Yes, this is what working women do everyday. If they are sick, if their kids or partners or parents are sick, if there is a personal emergency ... somehow they figure out a way to keep going. And we admire them for this. We Americans are tough, hard-working folks.

We work longer and harder than people in most other developed countries. We have less paid vacation leave, and we often don't take all of it. We stand alone as a first world country that does not offer paid sick or maternity leave.

Ironically, Hillary Clinton, along with President Obama and Senator Bernie Sanders, has been advocating for stronger paid leave policies. The President highlighted this problem in his State of the Union address, and none of these folks were exaggerating about the problem.

An NPR essay Lots Of Other Countries Mandate Paid Leave. Why Not The U.S.? explains the dilemma for American workers. According to statistics complied by the Organization for Economic Co-operation and Development (OECD), including Australia, Japan, Austria, South Korea, Belgium, Mexico, Netherlands, Chile, New Zealand, Czech Republic, Norway, Denmark, Poland, Estonia, Portugal, Slovakia, France, Germany, Sweden, Greece, Switzerland, Hungary, Iceland, United Kingdom, Israel, Italy, and United States, we have the following distinction: We are the only country that doesn't mandate paid maternity leave, and one of nine OECD countries that have no leave policies in place for fathers.

Basically, we live in a country that doesn't mandate paid vacations or paid leave of any type for its workers.

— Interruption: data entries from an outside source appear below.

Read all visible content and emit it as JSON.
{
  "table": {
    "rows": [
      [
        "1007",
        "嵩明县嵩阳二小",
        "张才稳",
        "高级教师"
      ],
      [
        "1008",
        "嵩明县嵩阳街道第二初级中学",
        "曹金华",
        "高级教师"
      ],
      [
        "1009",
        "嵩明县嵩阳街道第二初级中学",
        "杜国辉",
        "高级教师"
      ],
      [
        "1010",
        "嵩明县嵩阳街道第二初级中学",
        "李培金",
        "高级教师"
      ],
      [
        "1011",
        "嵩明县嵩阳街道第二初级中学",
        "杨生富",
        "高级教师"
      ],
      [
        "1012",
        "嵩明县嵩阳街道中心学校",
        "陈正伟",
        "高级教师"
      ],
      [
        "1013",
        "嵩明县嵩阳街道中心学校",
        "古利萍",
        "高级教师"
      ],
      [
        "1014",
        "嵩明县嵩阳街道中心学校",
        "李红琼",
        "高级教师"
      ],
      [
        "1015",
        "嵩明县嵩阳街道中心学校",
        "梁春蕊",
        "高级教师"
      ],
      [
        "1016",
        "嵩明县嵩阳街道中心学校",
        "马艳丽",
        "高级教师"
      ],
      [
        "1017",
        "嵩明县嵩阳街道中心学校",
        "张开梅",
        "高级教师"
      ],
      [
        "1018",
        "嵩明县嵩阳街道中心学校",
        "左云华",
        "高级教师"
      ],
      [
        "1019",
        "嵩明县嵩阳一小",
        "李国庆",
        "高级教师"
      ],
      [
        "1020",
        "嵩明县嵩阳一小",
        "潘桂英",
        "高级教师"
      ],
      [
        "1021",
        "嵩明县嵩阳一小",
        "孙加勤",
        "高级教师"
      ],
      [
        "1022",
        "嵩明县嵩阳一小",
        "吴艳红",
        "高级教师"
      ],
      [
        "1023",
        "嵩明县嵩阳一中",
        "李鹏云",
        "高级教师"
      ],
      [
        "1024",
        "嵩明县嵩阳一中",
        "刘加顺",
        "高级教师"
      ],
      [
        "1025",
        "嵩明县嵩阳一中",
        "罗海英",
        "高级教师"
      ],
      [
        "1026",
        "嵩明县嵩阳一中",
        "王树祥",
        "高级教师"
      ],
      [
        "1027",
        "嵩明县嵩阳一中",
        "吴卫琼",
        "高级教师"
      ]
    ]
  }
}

No matter the crisis or illness, we are expected to show up. The pressure for women to prove they are tough enough to compete in this environment is enormous.

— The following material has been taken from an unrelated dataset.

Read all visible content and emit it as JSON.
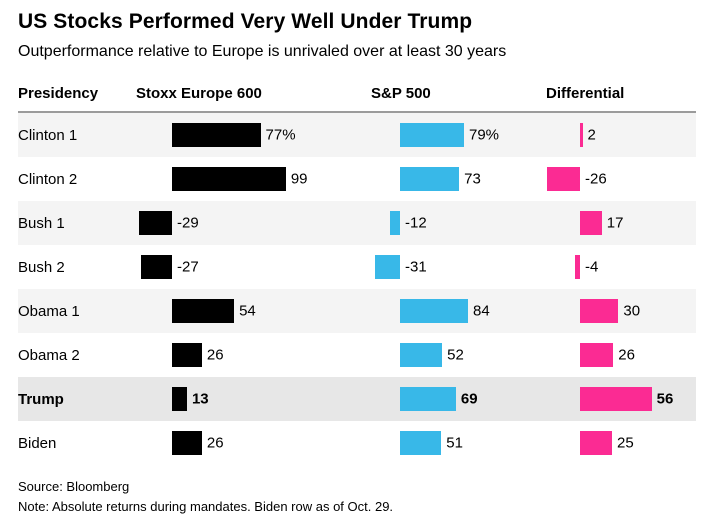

When I was a kid, there was no worry about any of us being sick. My mother was there to bring us trays of nourishing food and tend to our illnesses. When I had kids, I was lucky to be able to do the same thing when they were young. Even when I entered the workforce again, it was in the field of early childhood education. This was a very understanding work environment for needing days off, both for sickness and personal reasons, and some of them were even paid.

But fast-forward to today and you see things like Dr. Meier being applauded for coming to work hugely pregnant with a three-year-old strapped to her back. Or my daughter returning to work as a vet eight weeks after delivering her third child by C-section because, while she had 12 weeks maternity leave according to the Family Leave Act, they were unpaid weeks and she couldn't afford to go that many weeks without income.

In this context, there would not have been a ton of sympathy for Hillary taking the time off to recover from pneumonia. She would have been berated as weak. But I wish she had. Not just for her sake but also as a role model for all of the strong women who think taking care of themselves, their loved ones, or their personal crises can't be done. I wish she had used her illness to give the message that anyone can become ill or suffer a medical or personal crisis in her family. And that folks deserve paid leave to take care of themselves and their loved ones.